La fonctionnalité « Gérer les abonnements » de Gmail présente trois défis majeurs pour les marques.
Parce que l’outil organise les expéditeurs avant tout par fréquence d’envoi, il suggère aux utilisateurs que se désabonner des noms en haut de liste est le meilleur moyen de réduire le volume d’e-mails reçus. Pourtant, cela est souvent faux pour deux raisons :
D’abord, une trop grande disparité dans la tranche haute : Le groupe « + de 20 e-mails récents » cache des écarts énormes. Bien que Google ne communique pas officiellement dessus, la période « récente » semble s’étendre sur 3 à 4 mois. Un expéditeur ayant envoyé 21 messages est ainsi mis sur un pied d’égalité avec un autre en ayant envoyé plus de 100.
Ensuite, le piège de l’ordre alphabétique : au sein de chaque groupe, les expéditeurs sont classés par ordre alphabétique. Cela désavantage injustement les marques dont le nom commence par les premières lettres de l’alphabet.
Segmentez vos flux d’envoi : Utilisez des noms et des adresses d’expédition distincts pour vos différents types de messages (promotions, newsletters, événements) ou par ligne de métier.
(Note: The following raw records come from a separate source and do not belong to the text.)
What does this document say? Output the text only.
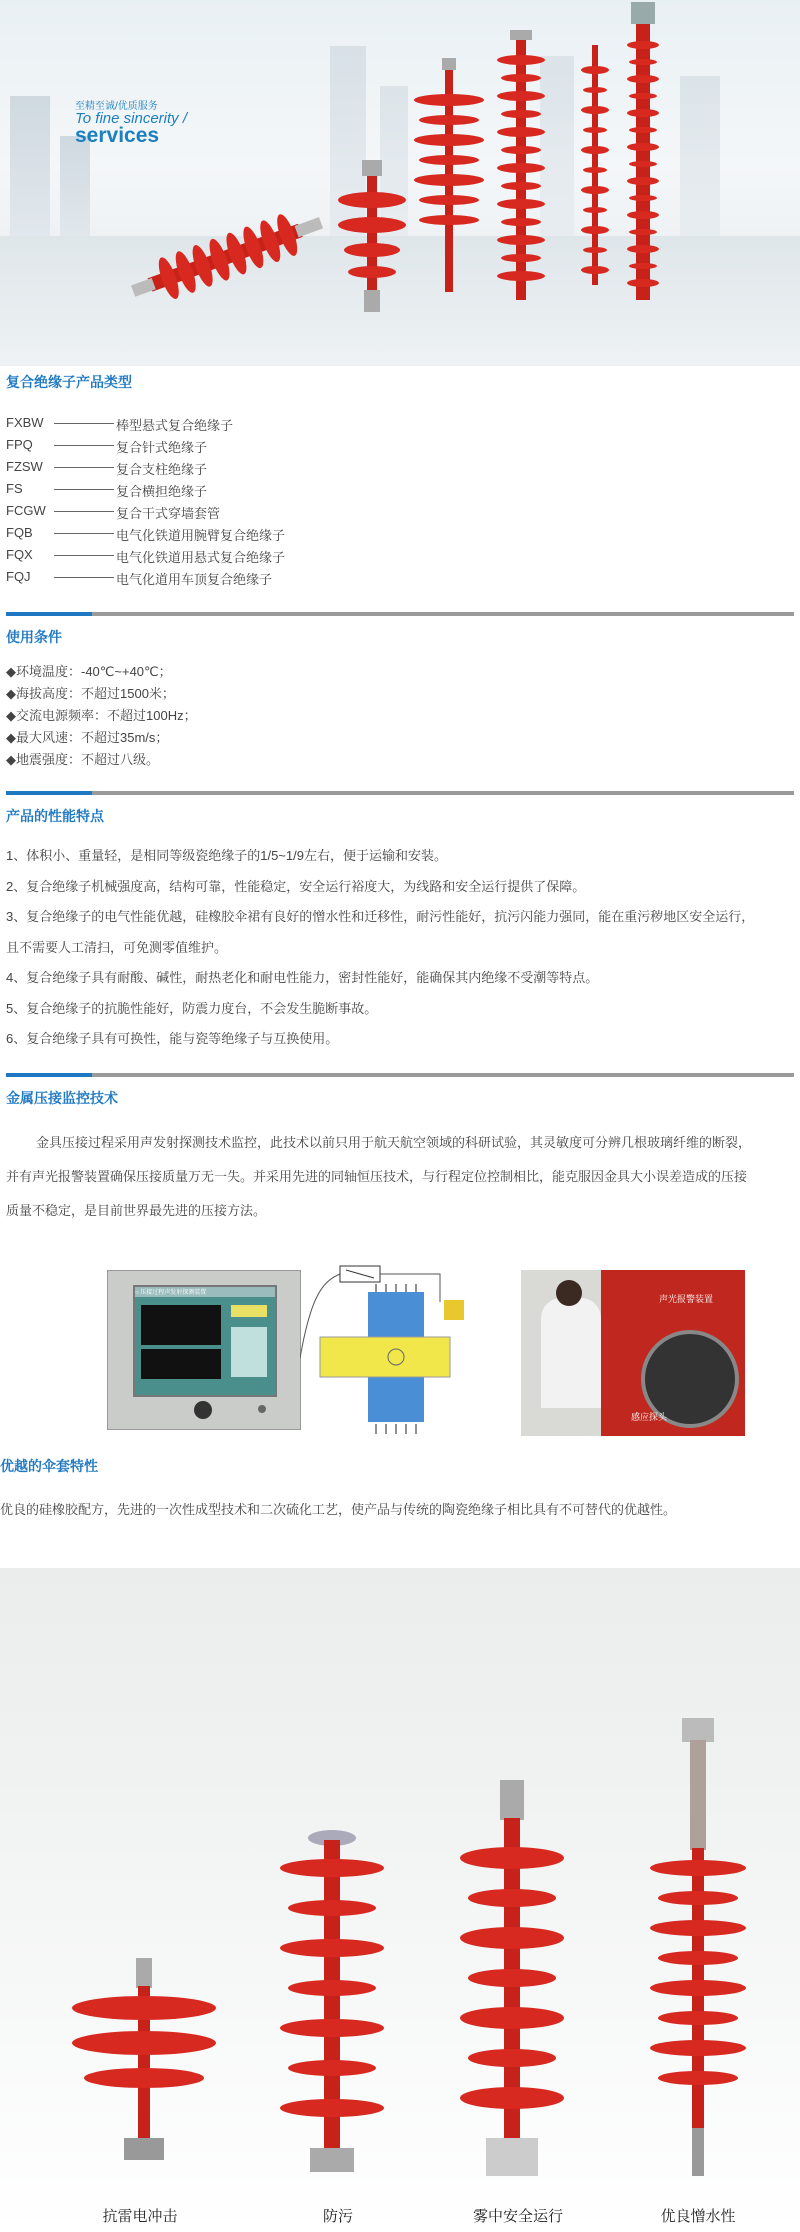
至精至诚/优质服务
To fine sincerity /
services
复合绝缘子产品类型
FXBW	棒型悬式复合绝缘子
FPQ	复合针式绝缘子
FZSW	复合支柱绝缘子
FS	复合横担绝缘子
FCGW	复合干式穿墙套管
FQB	电气化铁道用腕臂复合绝缘子
FQX	电气化铁道用悬式复合绝缘子
FQJ	电气化道用车顶复合绝缘子
使用条件
◆环境温度：-40℃~+40℃；
◆海拔高度：不超过1500米；
◆交流电源频率：不超过100Hz；
◆最大风速：不超过35m/s；
◆地震强度：不超过八级。
产品的性能特点
1、体积小、重量轻，是相同等级瓷绝缘子的1/5~1/9左右，便于运输和安装。
2、复合绝缘子机械强度高，结构可靠，性能稳定，安全运行裕度大，为线路和安全运行提供了保障。
3、复合绝缘子的电气性能优越，硅橡胶伞裙有良好的憎水性和迁移性，耐污性能好，抗污闪能力强同，能在重污秽地区安全运行，
且不需要人工清扫，可免测零值维护。
4、复合绝缘子具有耐酸、碱性，耐热老化和耐电性能力，密封性能好，能确保其内绝缘不受潮等特点。
5、复合绝缘子的抗脆性能好，防震力度台，不会发生脆断事故。
6、复合绝缘子具有可换性，能与瓷等绝缘子与互换使用。
金属压接监控技术
金具压接过程采用声发射探测技术监控，此技术以前只用于航天航空领域的科研试验，其灵敏度可分辨几根玻璃纤维的断裂，
并有声光报警装置确保压接质量万无一失。并采用先进的同轴恒压技术，与行程定位控制相比，能克服因金具大小误差造成的压接
质量不稳定，是目前世界最先进的压接方法。
○ 压接过程声发射探测装置
声光报警装置
感应探头
优越的伞套特性
优良的硅橡胶配方，先进的一次性成型技术和二次硫化工艺，使产品与传统的陶瓷绝缘子相比具有不可替代的优越性。
抗雷电冲击	防污	雾中安全运行	优良憎水性
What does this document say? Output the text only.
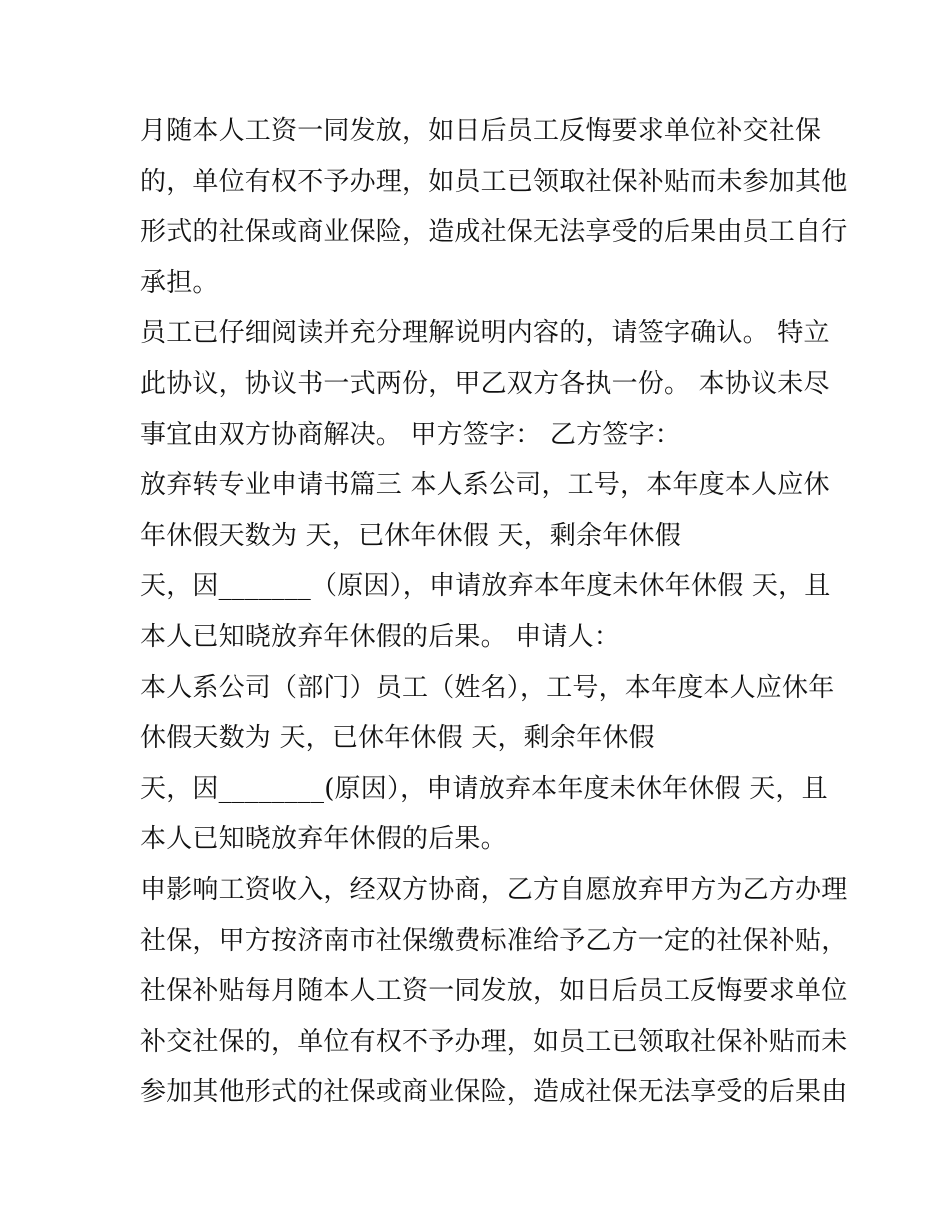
月随本人工资一同发放，如日后员工反悔要求单位补交社保
的，单位有权不予办理，如员工已领取社保补贴而未参加其他
形式的社保或商业保险，造成社保无法享受的后果由员工自行
承担。
员工已仔细阅读并充分理解说明内容的，请签字确认。 特立
此协议，协议书一式两份，甲乙双方各执一份。 本协议未尽
事宜由双方协商解决。 甲方签字： 乙方签字：
放弃转专业申请书篇三 本人系公司，工号，本年度本人应休
年休假天数为 天，已休年休假 天，剩余年休假
天，因_______（原因），申请放弃本年度未休年休假 天，且
本人已知晓放弃年休假的后果。 申请人：
本人系公司（部门）员工（姓名），工号，本年度本人应休年
休假天数为 天，已休年休假 天，剩余年休假
天，因________(原因），申请放弃本年度未休年休假 天，且
本人已知晓放弃年休假的后果。
申影响工资收入，经双方协商，乙方自愿放弃甲方为乙方办理
社保，甲方按济南市社保缴费标准给予乙方一定的社保补贴，
社保补贴每月随本人工资一同发放，如日后员工反悔要求单位
补交社保的，单位有权不予办理，如员工已领取社保补贴而未
参加其他形式的社保或商业保险，造成社保无法享受的后果由
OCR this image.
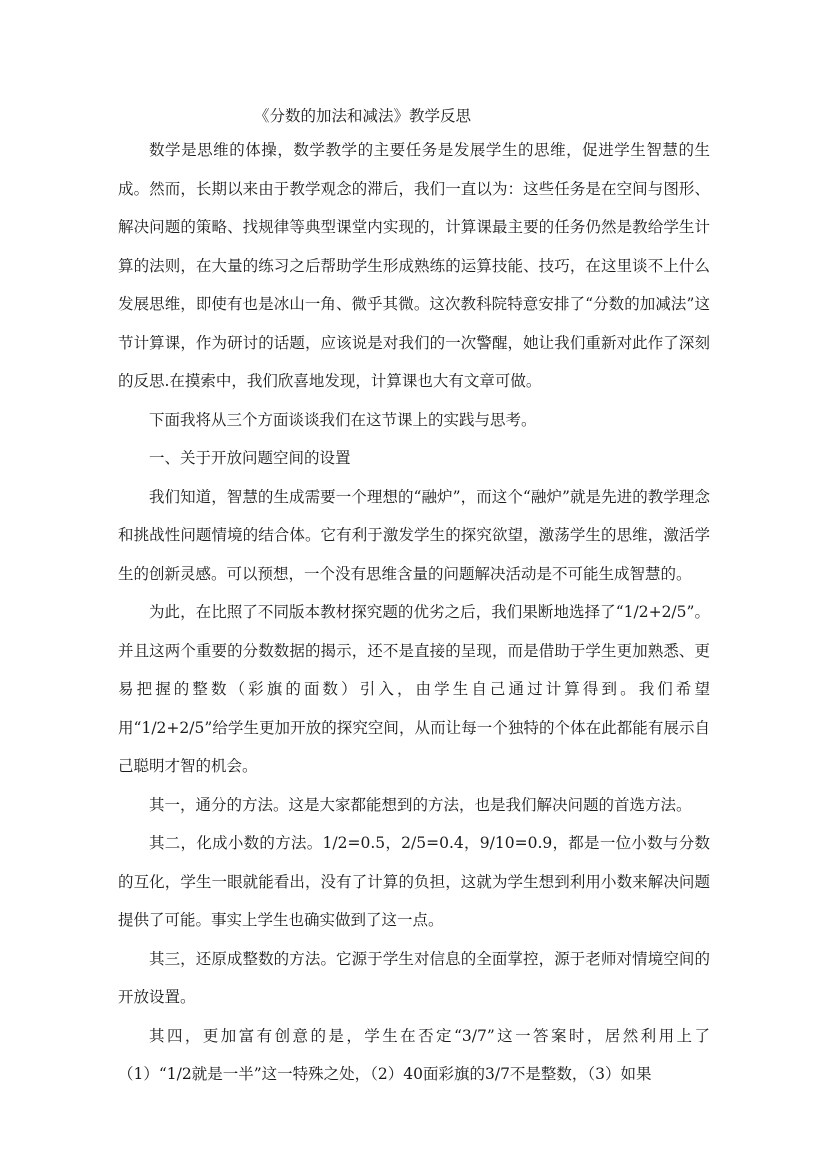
《分数的加法和减法》教学反思

数学是思维的体操，数学教学的主要任务是发展学生的思维，促进学生智慧的生成。然而，长期以来由于教学观念的滞后，我们一直以为：这些任务是在空间与图形、解决问题的策略、找规律等典型课堂内实现的，计算课最主要的任务仍然是教给学生计算的法则，在大量的练习之后帮助学生形成熟练的运算技能、技巧，在这里谈不上什么发展思维，即使有也是冰山一角、微乎其微。这次教科院特意安排了“分数的加减法”这节计算课，作为研讨的话题，应该说是对我们的一次警醒，她让我们重新对此作了深刻的反思.在摸索中，我们欣喜地发现，计算课也大有文章可做。

下面我将从三个方面谈谈我们在这节课上的实践与思考。

一、关于开放问题空间的设置

我们知道，智慧的生成需要一个理想的“融炉”，而这个“融炉”就是先进的教学理念和挑战性问题情境的结合体。它有利于激发学生的探究欲望，激荡学生的思维，激活学生的创新灵感。可以预想，一个没有思维含量的问题解决活动是不可能生成智慧的。

为此，在比照了不同版本教材探究题的优劣之后，我们果断地选择了“1/2+2/5”。并且这两个重要的分数数据的揭示，还不是直接的呈现，而是借助于学生更加熟悉、更易把握的整数（彩旗的面数）引入，由学生自己通过计算得到。我们希望用“1/2+2/5”给学生更加开放的探究空间，从而让每一个独特的个体在此都能有展示自己聪明才智的机会。

其一，通分的方法。这是大家都能想到的方法，也是我们解决问题的首选方法。

其二，化成小数的方法。1/2=0.5，2/5=0.4，9/10=0.9，都是一位小数与分数的互化，学生一眼就能看出，没有了计算的负担，这就为学生想到利用小数来解决问题提供了可能。事实上学生也确实做到了这一点。

其三，还原成整数的方法。它源于学生对信息的全面掌控，源于老师对情境空间的开放设置。

其四，更加富有创意的是，学生在否定“3/7”这一答案时，居然利用上了（1）“1/2就是一半”这一特殊之处，（2）40面彩旗的3/7不是整数，（3）如果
Cela permet de diviser votre volume global et d’éviter de figurer systématiquement dans le groupe « + de 20 e-mails ».
Appliquez les bonnes pratiques d’architecture d’envoi : il était déjà conseillé de séparer vos e-mails (1) promotionnels, (2) transactionnels et (3) automatisés. Gmail vous donne aujourd’hui une raison supplémentaire d’aller plus loin en isolant aussi vos flux promotionnels majeurs.
Optimisez la fréquence d’envoi : misez sur la gestion de l’inactivité et l’analyse de la fatigue marketing. Il est plus crucial que jamais d’ajuster la fréquence selon l’engagement de chaque client. Les équipes de Zeta Strategic Services ont prouvé à maintes reprises qu’il est possible d’augmenter le chiffre d’affaires e-mail tout en réduisant le volume total d’envois, grâce à une optimisation fine par décile d’engagement.
Cette fonctionnalité a faussé les statistiques de désinscription dans tout le secteur de l’e-mail marketing. Dans de nombreux cas, les taux de désabonnement ont bondi de 200 %, voire 300 %.

Cependant, cette envolée des désabonnements est en grande partie une illusion. En effet, Gmail émet plusieurs requêtes de désinscription chaque fois qu’un utilisateur clique sur un lien list-unsubscribe dans l’interface « Gérer les abonnements ». Cela gonfle artificiellement le taux de désabonnement total, qui était jusqu’ici identique au taux de désabonnement unique (un humain cliquant rarement plus d’une fois sur un lien de désinscription).
En isolant les désabonnements redondants du total, on s’aperçoit que les taux de désabonnement uniques n’ont progressé que très modérément depuis l’introduction de cette fonctionnalité.
Suivez vos désabonnements uniques et non le total, que cet outil de Gmail gonfle de manière artificielle.
Le troisième problème lié à « Gérer les abonnements » enfreint une règle fondamentale de l’e-mail marketing :
Contrairement aux plaintes pour spam, les désabonnements n’affectent pas la délivrabilité d’un expéditeur.
Cette règle est ici bafouée : lorsqu’un utilisateur se désinscrit via cet outil, puis se réabonne plus tard aux e-mails de la marque, ses nouveaux messages sont alors dirigés vers le dossier spam. C’est une situation qui ne devrait absolument pas se produire.
Malheureusement, comme pour beaucoup de changements récents chez les fournisseurs de messagerie, les professionnels du marketing n’ont parfois aucun levier d’action direct. Nous espérons toutefois que Google corrigera ce problème de délivrabilité ainsi que les autres lacunes de cette fonctionnalité.
Donner le contrôle aux consommateurs sur leur boîte de réception est toujours une bonne chose, mais pour l’instant, l’exécution de « Gérer les abonnements » n’est pas à la hauteur des standards de qualité habituels de Google.